I’d like to acknowledge the International Centre for Democratic Partnerships for the opportunity to attend this Pacific Connect Dialogue that has allowed engagement with other business partners for me on behalf of the Spinal Injury Association (SIA).
Engaging with Women experts in the various areas of business is not always easy and this Brisbane meet has made this all possible.
I was able to converse with a young businesswoman, with, whom we shared our different areas of work, which were similar in some ways. These conversations eventuated into her being our facilitator for the SIA ‘Women and Youth Skills Training’ scheduled for 12 March 2020.
Mrs Elizabeth Senikau is an amazing young woman who has been sharing her knowledge and skills with women in the various communities and we at SIA are looking forward to learning from her.
In addition to this valuable engagement were suggestions I received from Kim Graham-Nye on our first evening together, as she analyses my response to the ‘Ask’, the pre-Dialogue question the co-faciliators set for us. The questions she posed to me, such as “How would that benefit your organisation? and “Why not operate it into a business or service that would give some income back to the organization?” opened up my mind to rethink my ask and to break down the whole business idea. I thought my current thinking was sufficient, but this Dialogue enabled me to broaden my perspective and be more business-minded taking into account how does the organisation benefit from its own story.
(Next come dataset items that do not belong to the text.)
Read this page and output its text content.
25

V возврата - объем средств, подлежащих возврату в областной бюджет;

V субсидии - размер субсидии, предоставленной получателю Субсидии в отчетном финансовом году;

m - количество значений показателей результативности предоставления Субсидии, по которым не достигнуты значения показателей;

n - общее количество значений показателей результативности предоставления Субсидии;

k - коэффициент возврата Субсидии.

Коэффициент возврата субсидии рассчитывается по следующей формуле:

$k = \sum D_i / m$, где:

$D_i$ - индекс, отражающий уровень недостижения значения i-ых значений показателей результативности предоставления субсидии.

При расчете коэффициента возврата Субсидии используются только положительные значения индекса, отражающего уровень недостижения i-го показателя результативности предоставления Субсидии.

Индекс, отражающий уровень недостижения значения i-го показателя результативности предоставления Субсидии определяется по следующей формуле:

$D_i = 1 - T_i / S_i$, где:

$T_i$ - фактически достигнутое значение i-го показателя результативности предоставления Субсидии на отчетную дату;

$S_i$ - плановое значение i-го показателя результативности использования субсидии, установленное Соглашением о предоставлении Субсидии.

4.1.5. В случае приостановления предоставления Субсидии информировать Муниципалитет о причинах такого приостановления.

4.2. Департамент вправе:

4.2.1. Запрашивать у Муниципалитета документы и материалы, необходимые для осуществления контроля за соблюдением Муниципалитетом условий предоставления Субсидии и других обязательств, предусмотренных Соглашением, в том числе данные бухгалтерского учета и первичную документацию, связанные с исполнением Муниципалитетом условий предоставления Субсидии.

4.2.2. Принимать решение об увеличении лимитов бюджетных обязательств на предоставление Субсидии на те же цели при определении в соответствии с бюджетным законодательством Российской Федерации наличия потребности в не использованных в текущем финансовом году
More to this learning how to pitch. It is important to be able to voice your thoughts or ideas, and to be able to capture the attention of your audience and convince them at the same time.
Just watching and listening to the five women pitch during Dialogue proceedings was an excellent lesson for me.
Making the learning complete was a visit to a social enterprise, Nundah Community Enterprises Cooperative. This is another important component of learning. Meeting up with a Social Enterprise businesswoman and her employees who were persons with disability was a very pertinent experience for me.
Being a person with disability, I found this to be very helpful in raising awareness for employment among persons with disabilities. The enterprise empowers persons with disabilities to understand that if you do not get assisted by government to find employment, you can always come together as a group and start a business. That’s powerful.
It is a matter of identifying our God-given talents, skills and support from our community and not being silent anymore.
I just want to say that Pacific Connect has really done a great job and because of this network I am able to communicate with people who can help me with my ‘Ask’. I am looking forward to talking to Dinah (a participant I connected with during the Dialogue) on my ‘ask’ and to seeing the outcome eventuate.
A big ‘vinaka vakalevu’ to Pacific Connect, and I’m looking forward to continuous engagement.